The Trump administration’s plan to defund the arts is grounded in a rhetoric of fiscal responsibility. The 2018 budget proposal, which advises to do away with agencies such as the NEA and NEH, could be met by growing bipartisan opposition.
The proposed budget for federal discretionary spending for fiscal year 2018, requests the dissolution of independent federal agencies directed towards the arts. If Congress were to approve the proposal, the National Endowment for the Arts’ (NEA) $148 million budget, the National Endowment for the Humanities’ (NEH) $148 million budget, the Institute of Museum and Library Services’ (IMLS) $230 million budget, and the Corporation for Public Broadcasting’s (CPB) $445 million budget would all be eliminated. Together, these constitute 0.02 percent of the total federal budget.
These cuts are proposed alongside major slashes to the budgets of both the Environmental Protection Agency (EPA), and the State Department, by 31 percent and 29 percent respectively. All this comes in the wake of major increases in spending for Veterans Affairs, Homeland Security, and Defense. The latter will see its budget increase by 10 percent, the greatest of all increases, from $522 billion in 2017, to $574 billion in 2018.

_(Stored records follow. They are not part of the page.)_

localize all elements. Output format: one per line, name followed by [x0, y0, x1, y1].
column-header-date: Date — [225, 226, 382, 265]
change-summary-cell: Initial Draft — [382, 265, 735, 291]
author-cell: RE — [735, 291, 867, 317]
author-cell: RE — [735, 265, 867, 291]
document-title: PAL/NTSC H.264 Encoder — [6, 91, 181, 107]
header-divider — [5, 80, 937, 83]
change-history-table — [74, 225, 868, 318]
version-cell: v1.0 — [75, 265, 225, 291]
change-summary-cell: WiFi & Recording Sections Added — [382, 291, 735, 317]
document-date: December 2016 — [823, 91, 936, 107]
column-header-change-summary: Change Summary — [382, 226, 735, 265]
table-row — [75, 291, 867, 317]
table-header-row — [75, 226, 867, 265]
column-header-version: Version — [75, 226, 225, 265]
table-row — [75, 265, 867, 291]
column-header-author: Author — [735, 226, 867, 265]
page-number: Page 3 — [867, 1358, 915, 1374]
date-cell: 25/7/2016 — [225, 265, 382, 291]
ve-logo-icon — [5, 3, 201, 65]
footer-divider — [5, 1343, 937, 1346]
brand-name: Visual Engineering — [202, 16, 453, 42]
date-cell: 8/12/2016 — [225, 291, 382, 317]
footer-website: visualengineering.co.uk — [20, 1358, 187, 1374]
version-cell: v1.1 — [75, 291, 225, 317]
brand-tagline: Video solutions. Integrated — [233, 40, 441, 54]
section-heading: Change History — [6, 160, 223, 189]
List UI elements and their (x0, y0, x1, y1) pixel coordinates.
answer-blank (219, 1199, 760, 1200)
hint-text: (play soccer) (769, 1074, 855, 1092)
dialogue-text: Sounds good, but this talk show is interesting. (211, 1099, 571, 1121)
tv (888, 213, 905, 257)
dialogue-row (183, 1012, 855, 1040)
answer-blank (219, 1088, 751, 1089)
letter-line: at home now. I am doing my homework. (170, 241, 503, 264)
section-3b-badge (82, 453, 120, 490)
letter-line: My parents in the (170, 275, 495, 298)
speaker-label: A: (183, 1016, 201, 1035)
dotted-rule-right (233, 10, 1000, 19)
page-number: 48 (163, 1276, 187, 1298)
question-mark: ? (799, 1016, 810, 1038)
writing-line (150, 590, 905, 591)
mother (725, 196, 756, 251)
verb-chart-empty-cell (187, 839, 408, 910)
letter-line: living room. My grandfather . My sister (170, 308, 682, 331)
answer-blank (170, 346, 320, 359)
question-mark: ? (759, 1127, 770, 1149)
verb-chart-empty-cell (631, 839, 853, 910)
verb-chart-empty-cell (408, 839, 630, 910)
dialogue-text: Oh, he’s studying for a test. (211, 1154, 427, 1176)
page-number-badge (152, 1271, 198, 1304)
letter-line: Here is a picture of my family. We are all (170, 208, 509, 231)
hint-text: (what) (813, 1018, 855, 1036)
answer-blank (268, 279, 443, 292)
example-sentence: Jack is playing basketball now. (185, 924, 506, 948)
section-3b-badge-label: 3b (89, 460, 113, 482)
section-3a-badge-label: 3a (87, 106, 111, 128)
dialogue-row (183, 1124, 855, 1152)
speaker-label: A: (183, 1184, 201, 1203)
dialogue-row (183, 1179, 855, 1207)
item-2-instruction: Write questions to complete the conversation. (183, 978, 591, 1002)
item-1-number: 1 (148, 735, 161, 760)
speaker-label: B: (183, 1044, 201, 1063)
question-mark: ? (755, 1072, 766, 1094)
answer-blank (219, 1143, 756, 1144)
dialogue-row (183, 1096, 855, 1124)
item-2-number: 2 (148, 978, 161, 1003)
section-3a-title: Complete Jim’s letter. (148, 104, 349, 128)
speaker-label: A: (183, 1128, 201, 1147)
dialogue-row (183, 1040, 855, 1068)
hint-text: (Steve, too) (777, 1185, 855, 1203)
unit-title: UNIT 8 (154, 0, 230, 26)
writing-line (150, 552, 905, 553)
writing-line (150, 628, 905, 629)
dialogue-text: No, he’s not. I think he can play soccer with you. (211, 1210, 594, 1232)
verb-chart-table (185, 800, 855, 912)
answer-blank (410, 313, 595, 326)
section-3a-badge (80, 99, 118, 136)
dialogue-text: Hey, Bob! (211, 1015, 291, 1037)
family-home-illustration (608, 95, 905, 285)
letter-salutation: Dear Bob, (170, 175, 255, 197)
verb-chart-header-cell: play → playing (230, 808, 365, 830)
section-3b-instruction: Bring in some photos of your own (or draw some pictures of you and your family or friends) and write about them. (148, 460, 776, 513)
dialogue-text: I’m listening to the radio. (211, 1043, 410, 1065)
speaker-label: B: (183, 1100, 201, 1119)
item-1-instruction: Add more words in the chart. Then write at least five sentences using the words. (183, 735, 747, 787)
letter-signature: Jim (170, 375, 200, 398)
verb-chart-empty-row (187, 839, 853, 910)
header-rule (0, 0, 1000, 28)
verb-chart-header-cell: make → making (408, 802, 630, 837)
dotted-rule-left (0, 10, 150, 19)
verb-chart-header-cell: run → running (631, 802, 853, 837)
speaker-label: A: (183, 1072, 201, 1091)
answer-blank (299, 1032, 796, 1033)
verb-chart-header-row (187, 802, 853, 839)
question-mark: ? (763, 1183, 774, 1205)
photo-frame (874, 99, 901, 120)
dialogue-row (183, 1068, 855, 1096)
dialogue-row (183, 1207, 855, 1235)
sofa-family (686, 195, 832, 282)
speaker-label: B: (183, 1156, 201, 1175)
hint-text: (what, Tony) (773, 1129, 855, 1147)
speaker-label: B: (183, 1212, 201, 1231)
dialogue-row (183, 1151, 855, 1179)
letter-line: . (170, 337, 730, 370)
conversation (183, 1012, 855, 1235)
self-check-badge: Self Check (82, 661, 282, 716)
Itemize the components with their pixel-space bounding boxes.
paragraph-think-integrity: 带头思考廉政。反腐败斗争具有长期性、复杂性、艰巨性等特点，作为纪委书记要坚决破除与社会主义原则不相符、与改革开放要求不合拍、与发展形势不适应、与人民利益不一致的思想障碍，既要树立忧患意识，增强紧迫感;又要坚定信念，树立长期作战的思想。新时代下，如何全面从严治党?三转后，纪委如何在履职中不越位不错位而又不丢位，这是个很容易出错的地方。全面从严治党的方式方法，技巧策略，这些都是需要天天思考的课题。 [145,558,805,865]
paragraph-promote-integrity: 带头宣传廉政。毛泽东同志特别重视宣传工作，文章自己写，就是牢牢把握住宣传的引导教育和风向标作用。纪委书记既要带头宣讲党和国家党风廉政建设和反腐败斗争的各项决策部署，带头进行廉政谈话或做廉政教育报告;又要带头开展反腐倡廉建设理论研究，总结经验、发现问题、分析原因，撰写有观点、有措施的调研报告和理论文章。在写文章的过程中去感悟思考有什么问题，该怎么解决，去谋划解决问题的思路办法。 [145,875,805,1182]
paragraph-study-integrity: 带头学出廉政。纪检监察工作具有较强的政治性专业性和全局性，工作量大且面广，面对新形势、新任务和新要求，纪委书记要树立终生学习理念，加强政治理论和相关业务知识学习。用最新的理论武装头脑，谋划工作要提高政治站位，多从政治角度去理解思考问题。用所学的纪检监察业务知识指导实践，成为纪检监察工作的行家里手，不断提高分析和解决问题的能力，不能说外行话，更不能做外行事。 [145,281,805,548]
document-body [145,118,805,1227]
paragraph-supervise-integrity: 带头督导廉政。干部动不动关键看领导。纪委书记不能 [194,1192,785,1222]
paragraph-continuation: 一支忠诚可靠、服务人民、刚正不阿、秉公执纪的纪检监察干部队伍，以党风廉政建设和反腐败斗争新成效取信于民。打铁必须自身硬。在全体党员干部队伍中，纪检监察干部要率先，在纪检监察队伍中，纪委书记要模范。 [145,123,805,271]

Despite the comparatively small percentage of spending towards the arts, the Trump administration plans to defund these agencies has prioritized fiscal responsibility arguments. The director of the Office of Management and Budget at the White House, Mick Mulvaney, declared, ““When you start looking at places that we reduce spending, one of the questions we asked was: can we really continue to ask a coal miner in West Virginia or a single mom in Detroit to pay for these programs? The answer was no. We can ask them to pay for defense, and we will.”
The NEA and NEH are federal agencies and therefore cannot lobby for their own continued existence. Nonetheless, at a legislative level, the proposal for abolishment of these programs has witnessed condemnation from both Democrats and Republicans. Key Republican politicians have publicly announced their support for continued funding. These include Senator Lisa Murkowski, Representative Mark Amodei, Senator Susan Collins, and Representative Leonard Lance.
A bipartisan letter signed by 24 Senators in mid-February asserted that fiscal support for the arts was “pivotal for the advancement of our education and economy.” Bipartisan opposition to Trump’s policies will likely continue to blemish a crisis-ridden GOP controlled political landscape.
In the wake of the failure to implement healthcare reform, Trump’s budget proposal for 2018 will not mend any Conservative rifts. This is merely a budget document and therefore requires Congressional approval to repeal the legislation that established these federal bodies. Stiff opposition from both sides of the political spectrum is likely.
While a rhetoric of fiscal responsibility is used to condemn the NEA and NEH, opponents of the proposal illuminate the economic incentive to maintain them. The U.S. Bureau of Economic Analysis shows the arts and culture sector to be a $704 billion industry, contributing to 4.2 percent of U.S. GDP.
Federal arts organizations are shown to play a vital role in a cultural economy which relies on the federal stimulus they provide. The agencies encourage leveraging of private, local, and state funding for cultural enterprises. Educational entities, libraries, and museums all benefit. In 2016, the $47 million in funds the NEA sent to fifty U.S. states proved vital in leveraging up to $368 million from state governments.
From a socio-economic perspective, the National Humanities Alliance executive director, Stephen Kidd, argued that the cuts would have severe consequences on underserved communities, stating that, “It would deeply affect access to and participation in the humanities programs that help to bridge differences in communities and help to ensure that the cultural heritage of both rural and urban communities around the country is preserved.”
Supporters of the bill disagree, arguing that a future without the NEA and NEH encourages a free art market devoid of Washington oversight, citing the existence of a flourishing art culture prior to the establishment of these bodies in 1965.
As it stands, the probability of Trump’s budget passing Congress is small. All Democrats, and some Republicans, are against the proposal. Yet, as the budget is negotiated and becomes less problematic for Republican legislators, initiatives for the arts will likely be quick to fall off the radar.
The budgets for the four arts organizations slated to be purged are negligible compared to the complete federal budget. Realization in the necessity of a small investment into the U.S. cultural economy, which requires these agencies to flourish, might continue to encourage increasing bipartisan opposition to the budget proposal. Time will tell whether the Trump administration’s rhetoric of fiscal responsibility will hold.